Just over half of those have taken up subsidised New Deal jobs, while the rest have found other employment. Some have simply stopped claiming the job-seeker's allowance when they feared that the new system might uncover their work in the black economy, according to Employment Service officials.

However an internal minute leaked to the Conservative Party shows that the number of people going into orthodox jobs has been lower than expected.

In a memorandum to senior officials in the Employment Service, Leigh Lewis, the department's chief executive, said there were "fewer placings into unsubsidised jobs" than were originally estimated.

David Willetts, the Tory spokesman on employment, argued that this would mean the New Deal would be more expensive than the Chancellor of the Exchequer calculated in his Budget. "They are either going to have to spend more money or reduce the number of people they help," he said.

The Government announced that three out of ten participants had taken up one of three other options: jobs at voluntary organisations, places on the Government's environment taskforce, or full-time education and training. Some 16,000 young people between the ages of 18 and 24 who had been unemployed for six months have already gone through, or are still on the "gateway" induction process in the 12 pilot areas aimed at preparing participants for the options.

More than 118,000 will qualify for New Deal from yesterday as the initiative was extended to the whole country with some 4,000 employers agreeing to offer more than 14,000 jobs.
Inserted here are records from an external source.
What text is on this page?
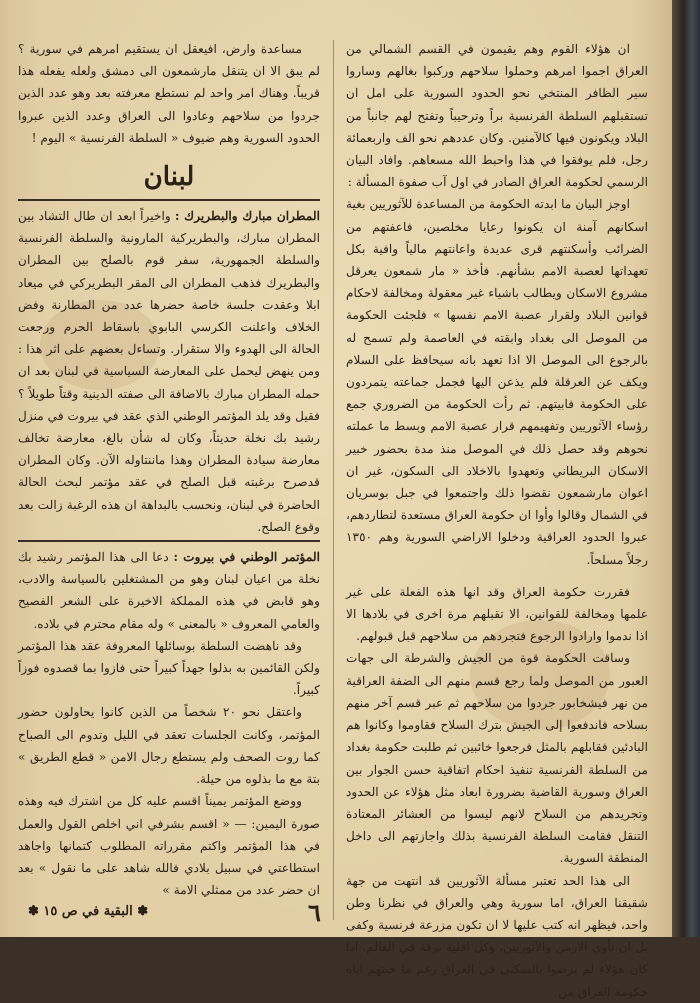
ان هؤلاء القوم وهم يقيمون في القسم الشمالي من العراق اجموا امرهم وحملوا سلاحهم وركبوا بغالهم وساروا سير الظافر المنتخي نحو الحدود السورية على امل ان تستقبلهم السلطة الفرنسية براً وترحيباً وتفتح لهم جانباً من البلاد ويكونون فيها كالآمنين. وكان عددهم نحو الف واربعمائة رجل، فلم يوفقوا في هذا واحبط الله مسعاهم. وافاد البيان الرسمي لحكومة العراق الصادر في اول آب صفوة المسألة :

اوجز البيان ما ابدته الحكومة من المساعدة للآثوريين بغية اسكانهم آمنة ان يكونوا رعايا مخلصين، فاعفتهم من الضرائب وأسكنتهم قرى عديدة واعانتهم مالياً وافية بكل تعهداتها لعصبة الامم بشأنهم. فأخذ « مار شمعون يعرقل مشروع الاسكان ويطالب باشياء غير معقولة ومخالفة لاحكام قوانين البلاد ولقرار عصبة الامم نفسها » فلجئت الحكومة من الموصل الى بغداد وابقته في العاصمة ولم تسمح له بالرجوع الى الموصل الا اذا تعهد بانه سيحافظ على السلام ويكف عن العرقلة فلم يذعن اليها فجمل جماعته يتمردون على الحكومة فابيتهم. ثم رأت الحكومة من الضروري جمع رؤساء الآثوريين وتفهيمهم قرار عصبة الامم وبسط ما عملته نحوهم وقد حصل ذلك في الموصل منذ مدة بحضور خبير الاسكان البريطاني وتعهدوا بالاخلاد الى السكون، غير ان اعوان مارشمعون نقضوا ذلك واجتمعوا في جبل بوسريان في الشمال وقالوا وأوا ان حكومة العراق مستعدة لتطاردهم، عبروا الحدود العراقية ودخلوا الاراضي السورية وهم ١٣٥٠ رجلاً مسلحاً.

فقررت حكومة العراق وقد انها هذه الفعلة على غير علمها ومخالفة للقوانين، الا تقبلهم مرة اخرى في بلادها الا اذا ندموا وارادوا الرجوع فتجردهم من سلاحهم قبل قبولهم.

وساقت الحكومة قوة من الجيش والشرطة الى جهات العبور من الموصل ولما رجع قسم منهم الى الضفة العراقية من نهر فيشخابور جردوا من سلاحهم ثم عبر قسم آخر منهم بسلاحه فاندفعوا إلى الجيش بترك السلاح فقاوموا وكانوا هم البادئين فقابلهم بالمثل فرجعوا خائبين ثم طلبت حكومة بغداد من السلطة الفرنسية تنفيذ احكام اتفاقية حسن الجوار بين العراق وسورية القاضية بضرورة ابعاد مثل هؤلاء عن الحدود وتجريدهم من السلاح لانهم ليسوا من العشائر المعتادة التنقل فقامت السلطة الفرنسية بذلك واجازتهم الى داخل المنطقة السورية.

الى هذا الحد تعتبر مسألة الآثوريين قد انتهت من جهة شقيقنا العراق، اما سورية وهي والعراق في نظرنا وطن واحد، فيظهر انه كتب عليها لا ان تكون مزرعة فرنسية وكفى بل ان تأوي الارمن والآثوريين، وكل اقلية نزقة في العالم. اذا كان هؤلاء لم يرضوا بالسكنى في العراق رغم ما حبتهم اياه حكومة العراق من

مساعدة وارض، افيعقل ان يستقيم امرهم في سورية ؟ لم يبق الا ان يتنقل مارشمعون الى دمشق ولعله يفعله هذا قريباً. وهناك امر واحد لم نستطع معرفته بعد وهو عدد الذين جردوا من سلاحهم وعادوا الى العراق وعدد الذين عبروا الحدود السورية وهم ضيوف « السلطة الفرنسية » اليوم !

لبنان

المطران مبارك والبطريرك : واخيراً ابعد ان طال التشاد بين المطران مبارك، والبطريركية المارونية والسلطة الفرنسية والسلطة الجمهورية، سفر قوم بالصلح بين المطران والبطريرك فذهب المطران الى المقر البطريركي في ميعاد ابلا وعقدت جلسة خاصة حضرها عدد من المطارنة وفض الخلاف واعلنت الكرسي البابوي باسقاط الحرم ورجعت الحالة الى الهدوء والا ستقرار. وتساءل بعضهم على اثر هذا : ومن ينهض ليحمل على المعارضة السياسية في لبنان بعد ان حمله المطران مبارك بالاضافة الى صفته الدينية وقتاً طويلاً ؟ فقيل وقد يلد المؤتمر الوطني الذي عقد في بيروت في منزل رشيد بك نخلة حديثاً، وكان له شأن بالغ، معارضة تخالف معارضة سيادة المطران وهذا ماننتاوله الآن. وكان المطران قدصرح برغبته قبل الصلح في عقد مؤتمر لبحث الحالة الحاضرة في لبنان، ونحسب بالبداهة ان هذه الرغبة زالت بعد وقوع الصلح.

المؤتمر الوطني في بيروت : دعا الى هذا المؤتمر رشيد بك نخلة من اعيان لبنان وهو من المشتغلين بالسياسة والادب، وهو قابض في هذه المملكة الاخيرة على الشعر الفصيح والعامي المعروف « بالمعنى » وله مقام محترم في بلاده.

وقد ناهضت السلطة بوسائلها المعروفة عقد هذا المؤتمر ولكن القائمين به بذلوا جهداً كبيراً حتى فازوا بما قصدوه فوزاً كبيراً.

واعتقل نحو ٢٠ شخصاً من الذين كانوا يحاولون حضور المؤتمر، وكانت الجلسات تعقد في الليل وتدوم الى الصباح كما روت الصحف ولم يستطع رجال الامن « قطع الطريق » بتة مع ما بذلوه من حيلة.

ووضع المؤتمر يميناً اقسم عليه كل من اشترك فيه وهذه صورة اليمين: — « اقسم بشرفي اني اخلص القول والعمل في هذا المؤتمر واكتم مقرراته المطلوب كتمانها واجاهد استطاعتي في سبيل بلادي فالله شاهد على ما نقول » بعد ان حضر عدد من ممثلي الامة »

٦
✽ البقية في ص ١٥ ✽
But while each job carries a pounds 60 subsidy, concern was expressed that the supply of employment may begin to dry up as the strong pound causes a mini-recession.

Helping to launch the pounds 4bn New Deal yesterday, Gordon Brown, Chancellor of the Exchequer, said he would not be diverted from his determination to eliminate the boom-bust cycles of the past. The programme was aimed at making young people employable in the long term, he said.

Mr Brown said the New Deal was part of the Government's reform of the welfare state to ensure there was no longer any need for any young person to feel "excluded". It was the biggest employment programme ever launched in Britain, financed by a windfall levy on privatised utilities.

David Blunkett, Secretary of State for Education and Employment, reaffirmed the Government's insistence that there was no "fifth option" to remain on full benefits while refusing to take part in the New Deal. He said only those with a "valid and rational" reason would be exempt from penalties or those suffering from "personal, health or family difficulties".